Two languages and only five days programming
The timeframe itself was rather ambitious, with the Media IT section only receiving the new order on May 12th and June 1 scheduled as the official starting date. To make things even more challenging, this period also included two German public holidays. This meant that many contacts were away on holiday and effectively unavailable for the Media team to clarify any unresolved issues. On May 14th the team received the first set of test data from the newspaper, only to realize that the Ferag data records were definitely incompatible with the existing solution. So the Media IT unit started analyzing the file format on May 16th – in coordination with the Logwin EDI Centre. Meanwhile, the SZ provided a data record description. This, in a manner of speaking, is a “vocabulary list” indicating the meaning of the various symbols used in the Ferag string. The holiday period meant that the Media IT team could only start programming properly on May 25th. The converter was ready to go on May 28th. With bated breath the team fed the first test data into the system. And it worked – the new converter “spoke” proper “Ferag”. After a final test on May 31st the converter went into standard operation on June 1st as scheduled. Actual programming time: 5 days. “Thanks to the outstanding level of cooperation between our IT staff and the SZ contacts we were able to execute the distribution order on the desired date,” says Hartmut Fischer. “This example shows very clearly how good logistics performance relies on a solid information technology footing.”

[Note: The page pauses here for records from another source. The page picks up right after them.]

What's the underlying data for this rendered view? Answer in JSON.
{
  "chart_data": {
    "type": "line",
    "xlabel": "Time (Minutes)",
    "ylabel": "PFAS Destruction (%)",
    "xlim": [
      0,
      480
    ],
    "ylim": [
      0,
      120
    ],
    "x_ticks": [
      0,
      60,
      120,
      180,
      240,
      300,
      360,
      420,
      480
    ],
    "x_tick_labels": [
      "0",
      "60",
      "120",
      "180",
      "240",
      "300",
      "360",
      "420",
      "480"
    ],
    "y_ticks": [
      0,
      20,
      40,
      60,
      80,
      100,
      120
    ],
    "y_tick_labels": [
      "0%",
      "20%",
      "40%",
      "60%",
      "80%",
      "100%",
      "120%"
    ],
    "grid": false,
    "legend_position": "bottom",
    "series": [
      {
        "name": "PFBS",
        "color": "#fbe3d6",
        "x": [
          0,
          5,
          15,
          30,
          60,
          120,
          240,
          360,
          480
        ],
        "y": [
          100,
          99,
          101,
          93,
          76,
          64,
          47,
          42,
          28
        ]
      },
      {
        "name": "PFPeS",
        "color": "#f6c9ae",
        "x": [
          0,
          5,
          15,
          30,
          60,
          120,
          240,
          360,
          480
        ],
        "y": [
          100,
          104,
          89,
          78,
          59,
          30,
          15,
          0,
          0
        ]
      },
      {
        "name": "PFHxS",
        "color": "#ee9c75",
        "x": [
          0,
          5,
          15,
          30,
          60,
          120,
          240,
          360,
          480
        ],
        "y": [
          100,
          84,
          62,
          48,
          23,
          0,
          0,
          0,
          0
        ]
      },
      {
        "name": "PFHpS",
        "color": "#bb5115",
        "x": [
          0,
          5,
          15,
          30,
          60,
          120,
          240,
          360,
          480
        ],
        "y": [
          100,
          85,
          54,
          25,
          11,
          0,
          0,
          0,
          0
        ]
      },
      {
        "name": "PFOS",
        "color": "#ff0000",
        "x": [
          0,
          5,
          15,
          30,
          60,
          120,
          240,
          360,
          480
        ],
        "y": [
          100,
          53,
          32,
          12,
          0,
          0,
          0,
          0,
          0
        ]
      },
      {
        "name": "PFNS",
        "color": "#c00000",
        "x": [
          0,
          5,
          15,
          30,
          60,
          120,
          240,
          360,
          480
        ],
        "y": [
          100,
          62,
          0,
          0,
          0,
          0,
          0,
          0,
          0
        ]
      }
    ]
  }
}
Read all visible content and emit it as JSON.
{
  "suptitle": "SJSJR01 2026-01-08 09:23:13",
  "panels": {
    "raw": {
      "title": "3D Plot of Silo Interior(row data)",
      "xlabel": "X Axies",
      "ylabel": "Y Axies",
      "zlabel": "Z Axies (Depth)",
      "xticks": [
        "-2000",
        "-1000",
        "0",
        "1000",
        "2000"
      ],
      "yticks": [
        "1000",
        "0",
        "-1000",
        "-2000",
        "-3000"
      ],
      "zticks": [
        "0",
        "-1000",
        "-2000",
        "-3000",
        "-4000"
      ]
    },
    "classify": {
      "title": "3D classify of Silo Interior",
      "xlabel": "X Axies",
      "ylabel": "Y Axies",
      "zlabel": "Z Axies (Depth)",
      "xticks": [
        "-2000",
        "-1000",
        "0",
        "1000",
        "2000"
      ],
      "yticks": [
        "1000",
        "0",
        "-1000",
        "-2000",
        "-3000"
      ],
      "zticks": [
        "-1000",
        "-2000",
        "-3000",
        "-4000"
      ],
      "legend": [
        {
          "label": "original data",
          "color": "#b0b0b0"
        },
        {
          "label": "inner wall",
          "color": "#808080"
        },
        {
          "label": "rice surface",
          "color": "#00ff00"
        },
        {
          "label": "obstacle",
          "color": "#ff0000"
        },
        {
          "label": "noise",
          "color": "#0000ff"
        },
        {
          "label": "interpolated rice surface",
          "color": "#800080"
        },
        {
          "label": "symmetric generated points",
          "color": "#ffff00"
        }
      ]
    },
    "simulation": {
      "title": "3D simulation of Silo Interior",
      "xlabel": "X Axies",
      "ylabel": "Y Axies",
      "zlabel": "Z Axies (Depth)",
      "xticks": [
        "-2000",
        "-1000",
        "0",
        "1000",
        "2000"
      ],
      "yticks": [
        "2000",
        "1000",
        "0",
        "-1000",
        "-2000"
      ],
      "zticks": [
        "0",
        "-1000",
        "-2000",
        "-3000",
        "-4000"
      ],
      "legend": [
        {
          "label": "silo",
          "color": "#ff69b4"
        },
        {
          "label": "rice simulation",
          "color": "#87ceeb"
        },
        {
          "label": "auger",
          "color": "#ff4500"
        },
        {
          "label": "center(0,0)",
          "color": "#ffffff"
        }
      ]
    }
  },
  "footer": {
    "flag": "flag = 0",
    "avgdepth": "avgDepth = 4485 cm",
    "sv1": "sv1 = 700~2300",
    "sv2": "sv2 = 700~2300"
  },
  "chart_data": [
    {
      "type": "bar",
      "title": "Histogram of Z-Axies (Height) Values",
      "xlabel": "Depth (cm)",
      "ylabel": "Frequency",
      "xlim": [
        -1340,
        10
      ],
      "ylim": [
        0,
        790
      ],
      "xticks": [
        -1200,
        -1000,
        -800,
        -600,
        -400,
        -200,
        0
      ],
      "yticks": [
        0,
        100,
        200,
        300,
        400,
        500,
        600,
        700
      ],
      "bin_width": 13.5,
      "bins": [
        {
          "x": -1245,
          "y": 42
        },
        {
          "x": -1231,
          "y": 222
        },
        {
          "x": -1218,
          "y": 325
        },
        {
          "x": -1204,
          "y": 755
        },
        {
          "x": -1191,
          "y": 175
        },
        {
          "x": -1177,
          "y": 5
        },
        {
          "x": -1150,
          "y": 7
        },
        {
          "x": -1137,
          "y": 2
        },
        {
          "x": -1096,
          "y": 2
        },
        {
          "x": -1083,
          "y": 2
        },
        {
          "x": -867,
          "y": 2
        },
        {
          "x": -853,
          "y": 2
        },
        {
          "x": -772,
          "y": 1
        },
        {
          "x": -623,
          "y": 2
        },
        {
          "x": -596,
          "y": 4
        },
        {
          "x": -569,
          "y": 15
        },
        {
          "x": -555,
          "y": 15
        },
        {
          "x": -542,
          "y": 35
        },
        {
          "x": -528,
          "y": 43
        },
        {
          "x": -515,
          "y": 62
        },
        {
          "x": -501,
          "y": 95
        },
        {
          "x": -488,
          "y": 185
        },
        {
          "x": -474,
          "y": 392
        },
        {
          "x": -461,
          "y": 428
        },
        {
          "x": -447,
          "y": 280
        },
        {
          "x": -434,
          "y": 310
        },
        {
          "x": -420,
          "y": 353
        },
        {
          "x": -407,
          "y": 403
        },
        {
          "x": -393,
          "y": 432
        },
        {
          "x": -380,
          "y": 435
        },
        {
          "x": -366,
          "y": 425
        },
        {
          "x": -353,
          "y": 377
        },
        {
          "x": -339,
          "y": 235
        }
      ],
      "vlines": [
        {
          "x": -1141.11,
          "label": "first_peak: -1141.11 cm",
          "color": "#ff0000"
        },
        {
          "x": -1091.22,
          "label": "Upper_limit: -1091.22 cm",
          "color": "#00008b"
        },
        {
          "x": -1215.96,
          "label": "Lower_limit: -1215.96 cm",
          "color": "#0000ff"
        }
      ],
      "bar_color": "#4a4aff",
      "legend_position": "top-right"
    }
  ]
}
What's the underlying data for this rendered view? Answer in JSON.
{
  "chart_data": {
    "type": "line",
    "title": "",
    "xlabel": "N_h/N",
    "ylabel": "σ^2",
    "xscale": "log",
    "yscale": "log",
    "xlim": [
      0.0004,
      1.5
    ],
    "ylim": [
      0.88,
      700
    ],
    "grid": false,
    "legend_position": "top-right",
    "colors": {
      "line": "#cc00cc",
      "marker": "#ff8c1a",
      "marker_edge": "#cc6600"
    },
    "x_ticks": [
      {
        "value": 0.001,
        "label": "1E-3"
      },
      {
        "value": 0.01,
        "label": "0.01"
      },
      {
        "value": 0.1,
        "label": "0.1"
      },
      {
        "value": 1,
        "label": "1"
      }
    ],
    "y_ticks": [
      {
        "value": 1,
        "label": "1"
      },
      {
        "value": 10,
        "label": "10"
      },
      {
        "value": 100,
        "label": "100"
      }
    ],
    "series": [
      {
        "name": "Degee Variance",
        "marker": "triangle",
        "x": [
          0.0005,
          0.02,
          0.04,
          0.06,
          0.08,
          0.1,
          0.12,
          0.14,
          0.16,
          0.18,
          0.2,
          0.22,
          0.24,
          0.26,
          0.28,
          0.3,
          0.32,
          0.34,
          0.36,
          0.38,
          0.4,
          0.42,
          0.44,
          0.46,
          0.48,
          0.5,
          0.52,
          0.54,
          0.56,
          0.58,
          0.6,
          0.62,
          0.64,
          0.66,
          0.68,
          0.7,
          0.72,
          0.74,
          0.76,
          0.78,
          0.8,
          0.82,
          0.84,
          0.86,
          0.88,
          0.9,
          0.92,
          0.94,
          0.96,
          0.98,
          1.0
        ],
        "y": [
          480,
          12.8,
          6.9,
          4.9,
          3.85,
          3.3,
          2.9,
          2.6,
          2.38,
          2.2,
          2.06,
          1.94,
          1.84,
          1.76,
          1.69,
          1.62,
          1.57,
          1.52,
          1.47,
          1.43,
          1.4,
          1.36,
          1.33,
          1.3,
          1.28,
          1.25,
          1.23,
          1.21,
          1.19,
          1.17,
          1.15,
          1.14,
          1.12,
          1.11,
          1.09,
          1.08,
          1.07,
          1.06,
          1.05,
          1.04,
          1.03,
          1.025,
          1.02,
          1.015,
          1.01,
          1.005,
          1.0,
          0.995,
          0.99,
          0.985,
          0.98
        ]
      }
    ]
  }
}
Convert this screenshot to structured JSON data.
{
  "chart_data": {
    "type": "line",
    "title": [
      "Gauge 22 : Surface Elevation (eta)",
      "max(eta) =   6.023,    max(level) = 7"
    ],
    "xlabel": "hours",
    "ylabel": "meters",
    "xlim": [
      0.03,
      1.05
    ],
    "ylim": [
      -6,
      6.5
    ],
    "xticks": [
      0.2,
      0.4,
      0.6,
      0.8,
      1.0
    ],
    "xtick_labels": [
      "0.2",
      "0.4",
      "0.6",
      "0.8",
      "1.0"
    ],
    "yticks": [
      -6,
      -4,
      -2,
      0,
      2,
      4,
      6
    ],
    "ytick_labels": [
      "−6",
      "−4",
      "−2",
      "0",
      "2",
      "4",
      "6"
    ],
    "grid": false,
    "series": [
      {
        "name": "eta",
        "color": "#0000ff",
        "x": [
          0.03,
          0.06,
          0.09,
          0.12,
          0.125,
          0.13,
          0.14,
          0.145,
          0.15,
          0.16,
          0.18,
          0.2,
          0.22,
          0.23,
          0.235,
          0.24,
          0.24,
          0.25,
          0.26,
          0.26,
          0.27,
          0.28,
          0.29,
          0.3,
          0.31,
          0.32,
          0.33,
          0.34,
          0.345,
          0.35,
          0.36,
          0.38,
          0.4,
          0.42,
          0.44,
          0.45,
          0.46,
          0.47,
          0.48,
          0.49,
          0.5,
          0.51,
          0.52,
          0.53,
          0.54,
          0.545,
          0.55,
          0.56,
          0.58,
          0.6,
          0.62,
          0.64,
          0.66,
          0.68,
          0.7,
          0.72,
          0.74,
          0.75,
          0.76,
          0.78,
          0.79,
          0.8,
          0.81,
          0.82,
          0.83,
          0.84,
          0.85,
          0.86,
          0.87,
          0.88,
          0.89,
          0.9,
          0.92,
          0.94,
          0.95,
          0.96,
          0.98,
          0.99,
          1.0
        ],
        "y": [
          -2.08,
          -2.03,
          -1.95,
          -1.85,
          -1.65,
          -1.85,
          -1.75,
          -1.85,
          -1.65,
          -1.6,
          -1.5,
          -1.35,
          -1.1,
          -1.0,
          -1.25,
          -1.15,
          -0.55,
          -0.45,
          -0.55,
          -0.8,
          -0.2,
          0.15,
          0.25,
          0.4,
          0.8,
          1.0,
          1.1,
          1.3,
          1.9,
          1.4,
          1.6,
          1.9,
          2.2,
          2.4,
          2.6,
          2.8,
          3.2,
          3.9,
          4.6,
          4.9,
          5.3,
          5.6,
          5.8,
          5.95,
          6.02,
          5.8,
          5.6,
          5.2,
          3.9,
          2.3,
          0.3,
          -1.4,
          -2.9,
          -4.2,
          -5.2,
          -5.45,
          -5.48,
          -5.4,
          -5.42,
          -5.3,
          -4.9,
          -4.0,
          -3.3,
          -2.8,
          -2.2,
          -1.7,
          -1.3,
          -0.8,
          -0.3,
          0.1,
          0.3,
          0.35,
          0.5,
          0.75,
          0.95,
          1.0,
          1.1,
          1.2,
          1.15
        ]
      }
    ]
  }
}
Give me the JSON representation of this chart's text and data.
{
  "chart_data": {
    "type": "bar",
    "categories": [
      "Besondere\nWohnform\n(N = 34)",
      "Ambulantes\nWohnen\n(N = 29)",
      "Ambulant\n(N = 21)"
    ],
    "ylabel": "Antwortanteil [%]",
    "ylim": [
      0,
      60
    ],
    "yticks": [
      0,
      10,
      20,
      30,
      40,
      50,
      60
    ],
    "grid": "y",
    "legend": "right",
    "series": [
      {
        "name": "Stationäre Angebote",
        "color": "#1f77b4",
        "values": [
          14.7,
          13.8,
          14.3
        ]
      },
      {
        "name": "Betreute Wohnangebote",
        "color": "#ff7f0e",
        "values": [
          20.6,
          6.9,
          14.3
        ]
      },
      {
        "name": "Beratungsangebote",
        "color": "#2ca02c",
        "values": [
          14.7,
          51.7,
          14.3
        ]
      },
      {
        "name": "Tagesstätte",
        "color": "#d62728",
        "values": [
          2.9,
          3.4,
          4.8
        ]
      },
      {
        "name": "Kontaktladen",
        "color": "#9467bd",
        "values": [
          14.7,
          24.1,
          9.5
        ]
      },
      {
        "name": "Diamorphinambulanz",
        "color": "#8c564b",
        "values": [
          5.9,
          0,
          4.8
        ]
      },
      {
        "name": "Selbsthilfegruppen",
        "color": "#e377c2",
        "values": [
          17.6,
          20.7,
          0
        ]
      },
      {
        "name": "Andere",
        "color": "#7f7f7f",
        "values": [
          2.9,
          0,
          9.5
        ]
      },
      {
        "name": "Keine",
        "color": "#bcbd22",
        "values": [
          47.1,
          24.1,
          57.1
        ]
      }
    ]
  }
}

The Süddeutsche Zeitung (SZ) is Germany’s largest national subscription-based-newspaper with an average circulation (Mon – Sat) of around 446,000 copies. The national edition of the SZ is printed in four locations: Munich Steinhausen, Berlin-Spandau, Essen-Kettwig and Hamburg-Ahrensburg. The Munich printing facility also produces a Bavarian and a Munich edition with 4 suburban and 7 regional editions. The first edition of the Süddeutsche Zeitung appeared on 6th October 1945, under 6 months after the end of World War II. The SZ is produced by Süddeutscher Verlag, a publishing house owned by a Munich publishing family and Südwestdeutsche Medien-Holding (SWMH). Süddeutscher Verlag is one of the largest media groups in Germany, is active in both Germany and abroad, has over 100 subsidiaries under its roof and employs around 3,500 staff. The focus of the publishing firm still lies in the newspaper business and the publication of specialist journals.